Error handling distinguishes between network failures (DNSDumpsterRequestError) and parsing failures (DNSDumpsterParseError). This separation is crucial because it tells you whether DNSDumpster is down or whether their HTML structure changed and broke your scraper. The addition of type hints in recent versions makes the API contract explicit—you know exactly what dictionary structure to expect from search().
What makes this implementation educational is how it balances pragmatism with maintainability. Yes, it’s scraping HTML which is inherently brittle. But by isolating parsing logic into separate methods, using well-defined error types, and maintaining comprehensive tests, the code becomes as robust as a web scraper can be.
Gotcha
The elephant in the room: this is an unofficial scraper that depends entirely on DNSDumpster’s HTML structure remaining stable. When (not if) DNSDumpster redesigns their interface, updates their CSS classes, or restructures their tables, this library breaks. There’s no SLA, no deprecation warnings, and no guarantee of compatibility. You’re essentially reverse-engineering someone else’s private implementation details.

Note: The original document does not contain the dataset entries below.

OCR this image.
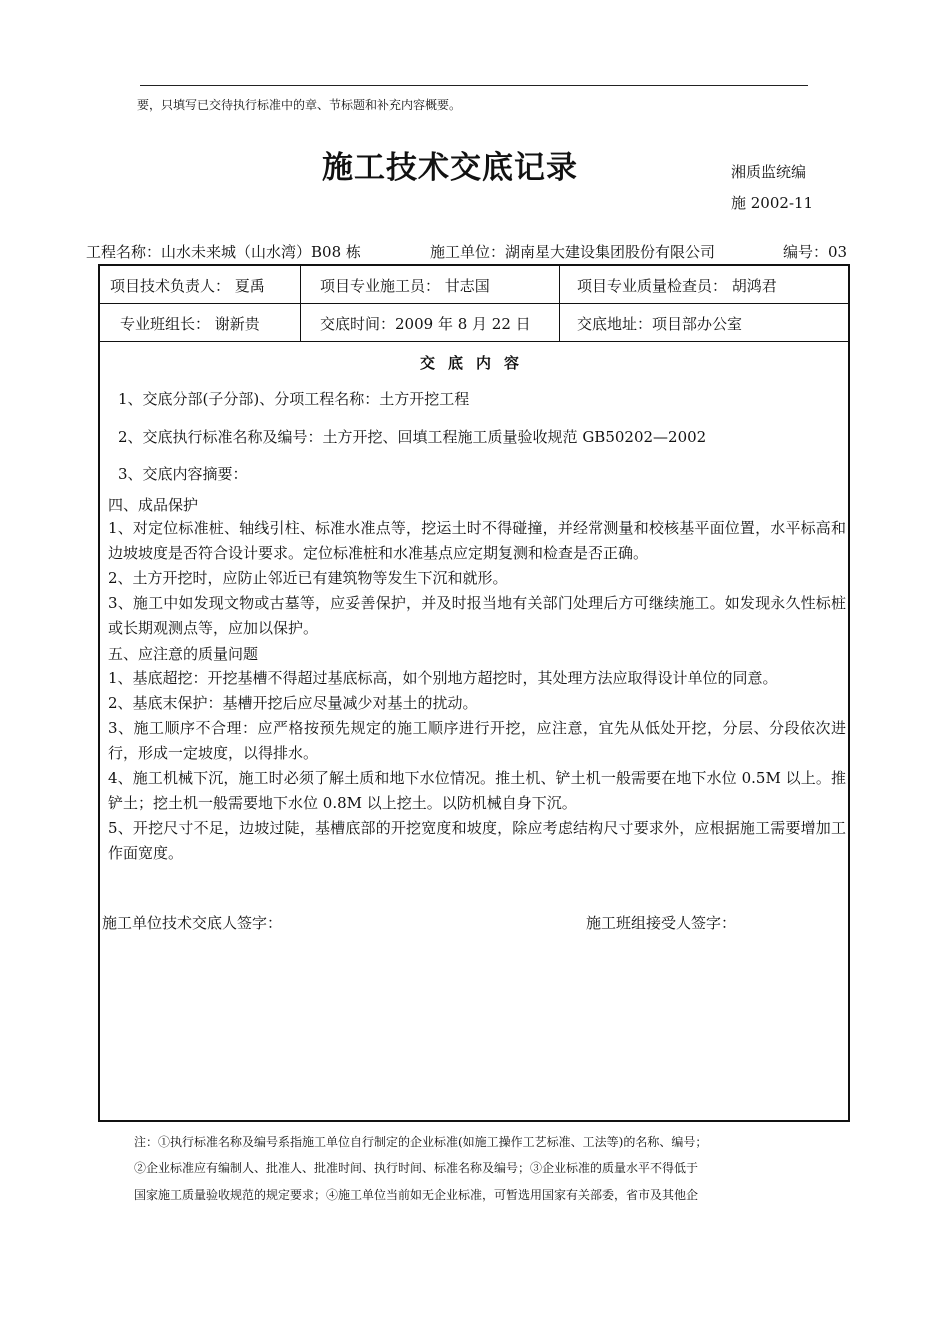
要，只填写已交待执行标准中的章、节标题和补充内容概要。
施工技术交底记录	湘质监统编
施 2002-11
工程名称：山水未来城（山水湾）B08 栋	施工单位：湖南星大建设集团股份有限公司	编号：03
项目技术负责人： 夏禹	项目专业施工员： 甘志国	项目专业质量检查员： 胡鸿君
专业班组长： 谢新贵	交底时间：2009 年 8 月 22 日	交底地址：项目部办公室
交底内容
1、交底分部(子分部)、分项工程名称：土方开挖工程
2、交底执行标准名称及编号：土方开挖、回填工程施工质量验收规范 GB50202—2002
3、交底内容摘要：
四、成品保护
1、对定位标准桩、轴线引柱、标准水准点等，挖运土时不得碰撞，并经常测量和校核基平面位置，水平标高和边坡坡度是否符合设计要求。定位标准桩和水准基点应定期复测和检查是否正确。
2、土方开挖时，应防止邻近已有建筑物等发生下沉和就形。
3、施工中如发现文物或古墓等，应妥善保护，并及时报当地有关部门处理后方可继续施工。如发现永久性标桩或长期观测点等，应加以保护。
五、应注意的质量问题
1、基底超挖：开挖基槽不得超过基底标高，如个别地方超挖时，其处理方法应取得设计单位的同意。
2、基底末保护：基槽开挖后应尽量减少对基土的扰动。
3、施工顺序不合理：应严格按预先规定的施工顺序进行开挖，应注意，宜先从低处开挖，分层、分段依次进行，形成一定坡度，以得排水。
4、施工机械下沉，施工时必须了解土质和地下水位情况。推土机、铲土机一般需要在地下水位 0.5M 以上。推铲土；挖土机一般需要地下水位 0.8M 以上挖土。以防机械自身下沉。
5、开挖尺寸不足，边坡过陡，基槽底部的开挖宽度和坡度，除应考虑结构尺寸要求外，应根据施工需要增加工作面宽度。
施工单位技术交底人签字：	施工班组接受人签字：
注：①执行标准名称及编号系指施工单位自行制定的企业标准(如施工操作工艺标准、工法等)的名称、编号；
②企业标准应有编制人、批准人、批准时间、执行时间、标准名称及编号；③企业标准的质量水平不得低于
国家施工质量验收规范的规定要求；④施工单位当前如无企业标准，可暂选用国家有关部委，省市及其他企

There are also legal and ethical considerations. While DNSDumpster doesn’t explicitly prohibit automated access in their robots.txt, aggressive scraping could violate their terms of service or be considered abusive behavior. The library includes no rate limiting, exponential backoff, or request throttling. If you loop this over hundreds of domains, you risk getting your IP blocked or causing performance issues for a free service that benefits the security community. For production use cases requiring reliability and compliance, DNSDumpster now offers an official paid API that should be used instead. This wrapper is best suited for occasional, manual reconnaissance tasks where you’re willing to accept the fragility in exchange for not managing API credentials.
Verdict
Use if: You’re conducting ad-hoc penetration testing or security research, need quick subdomain enumeration without account signup friction, and can tolerate occasional breakage when DNSDumpster updates their site. It’s perfect for one-off scripts, educational projects learning web scraping techniques, or situations where you’re already handling errors gracefully and can fall back to manual checks. Skip if: You need production-grade reliability, are building commercial tooling, require high-volume automated scanning, or need to maintain compliance with service terms. In those scenarios, invest in DNSDumpster’s official API or use active enumeration tools like subfinder and amass that don’t depend on scraping third-party websites. This is a hobbyist’s reconnaissance utility, not enterprise infrastructure.